2018年9月10日 18:00 日本経済新聞
https://r.nikkei.com/article/DGXMZO35173030Q8A910C1EE8000

【北京=石橋茉莉】経団連や日本商工会議所など経済界の訪中団は10日、北京で商務部幹部と面会し、新興国開発での連携加速などについて協議した。中国側は日本の技術力を生かした省エネルギー型のインフラ展開などを期待。一方で日本は相手国の返済能力を考慮せずに融資しすぎるといった中国の姿勢を指摘し、改善を求めた。

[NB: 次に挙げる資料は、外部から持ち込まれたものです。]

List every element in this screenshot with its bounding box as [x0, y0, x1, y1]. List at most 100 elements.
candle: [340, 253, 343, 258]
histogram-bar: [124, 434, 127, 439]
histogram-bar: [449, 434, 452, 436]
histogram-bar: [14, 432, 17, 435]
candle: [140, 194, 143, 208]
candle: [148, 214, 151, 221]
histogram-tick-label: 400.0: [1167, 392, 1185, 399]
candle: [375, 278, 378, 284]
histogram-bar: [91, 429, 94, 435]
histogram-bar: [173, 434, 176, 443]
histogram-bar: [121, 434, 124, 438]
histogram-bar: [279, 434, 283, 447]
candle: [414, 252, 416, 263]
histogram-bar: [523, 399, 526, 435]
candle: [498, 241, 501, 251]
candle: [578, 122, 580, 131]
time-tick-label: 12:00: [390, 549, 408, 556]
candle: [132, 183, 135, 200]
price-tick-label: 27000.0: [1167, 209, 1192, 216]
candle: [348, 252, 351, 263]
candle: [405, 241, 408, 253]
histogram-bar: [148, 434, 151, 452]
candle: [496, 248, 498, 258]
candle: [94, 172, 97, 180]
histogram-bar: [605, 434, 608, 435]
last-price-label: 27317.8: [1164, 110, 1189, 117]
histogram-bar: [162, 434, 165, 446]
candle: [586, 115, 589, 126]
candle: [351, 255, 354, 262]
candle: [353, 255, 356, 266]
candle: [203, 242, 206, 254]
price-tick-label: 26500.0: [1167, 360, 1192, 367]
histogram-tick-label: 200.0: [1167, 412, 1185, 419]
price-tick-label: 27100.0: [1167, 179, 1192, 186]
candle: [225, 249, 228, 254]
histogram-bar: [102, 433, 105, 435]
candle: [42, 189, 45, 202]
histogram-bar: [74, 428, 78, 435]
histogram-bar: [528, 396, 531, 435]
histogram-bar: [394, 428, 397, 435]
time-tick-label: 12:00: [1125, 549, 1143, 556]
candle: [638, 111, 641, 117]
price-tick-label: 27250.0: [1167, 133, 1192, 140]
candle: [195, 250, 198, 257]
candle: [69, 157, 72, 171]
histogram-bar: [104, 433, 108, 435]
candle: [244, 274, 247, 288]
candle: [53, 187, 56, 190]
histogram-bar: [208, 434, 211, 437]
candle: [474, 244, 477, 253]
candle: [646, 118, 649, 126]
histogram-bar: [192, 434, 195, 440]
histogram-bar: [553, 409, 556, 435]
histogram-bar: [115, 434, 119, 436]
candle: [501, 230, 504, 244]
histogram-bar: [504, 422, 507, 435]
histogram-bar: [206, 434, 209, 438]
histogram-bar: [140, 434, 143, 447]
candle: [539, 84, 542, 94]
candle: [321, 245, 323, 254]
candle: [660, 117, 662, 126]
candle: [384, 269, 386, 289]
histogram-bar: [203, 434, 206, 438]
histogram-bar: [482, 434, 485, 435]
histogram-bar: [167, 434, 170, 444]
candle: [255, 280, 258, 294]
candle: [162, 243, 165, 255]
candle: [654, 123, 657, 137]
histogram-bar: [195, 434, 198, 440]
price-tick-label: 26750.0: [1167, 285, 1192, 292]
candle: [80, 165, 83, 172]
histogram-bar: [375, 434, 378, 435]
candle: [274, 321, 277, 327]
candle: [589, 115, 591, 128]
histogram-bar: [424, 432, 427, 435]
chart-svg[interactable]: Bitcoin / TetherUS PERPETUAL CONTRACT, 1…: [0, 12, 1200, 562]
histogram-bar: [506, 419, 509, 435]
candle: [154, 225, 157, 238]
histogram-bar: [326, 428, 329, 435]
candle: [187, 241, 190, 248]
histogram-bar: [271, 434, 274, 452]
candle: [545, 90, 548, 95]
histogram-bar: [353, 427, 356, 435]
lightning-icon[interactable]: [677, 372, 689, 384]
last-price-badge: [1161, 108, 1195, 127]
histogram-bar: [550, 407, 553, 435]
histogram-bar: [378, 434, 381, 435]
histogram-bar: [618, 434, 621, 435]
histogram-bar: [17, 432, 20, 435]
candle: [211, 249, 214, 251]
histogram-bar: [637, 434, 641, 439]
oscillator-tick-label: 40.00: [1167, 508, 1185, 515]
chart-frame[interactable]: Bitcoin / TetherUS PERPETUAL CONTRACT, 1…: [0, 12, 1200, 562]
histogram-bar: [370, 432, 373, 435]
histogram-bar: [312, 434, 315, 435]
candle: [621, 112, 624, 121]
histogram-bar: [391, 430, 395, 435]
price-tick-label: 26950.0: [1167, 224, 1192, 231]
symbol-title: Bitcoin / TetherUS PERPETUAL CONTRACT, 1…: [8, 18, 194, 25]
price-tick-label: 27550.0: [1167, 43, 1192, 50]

新興国での開発をめぐる日中間の協力について、資金面の支援や技術協力などで連携を進める方策などを議論した。

中国は広域経済圏構想「一帯一路」を掲げ新興国のインフラ開発を支援するが、新興国が返済できないほどの資金融資などが問題視されている。訪中団の団長を務める宗岡正二・新日鉄住金会長は商務部幹部に「官民による取り組みが進みつつあるが、コンプライアンスや財政の健全性、開放性などを充足することが前提だ」と話した。

米中貿易摩擦が激化するなか、アジア地域での自由貿易の推進も話し合った。日本商工会議所の三村明夫会頭は現在交渉中の東アジア地域包括的経済連携(RCEP)の早期妥結が必要だと述べ「市場アクセスの改善や域内共通のルールづくりで地域全体として成長することが反グローバリズムに対抗する具体的な意思表示になる」と訴えた。

日本の経済界は日本企業が中国でビジネスを展開するうえで障害となっている制度の改善を求める提言をした。知的財産権保護の徹底や外資に対する規制緩和などを求めた。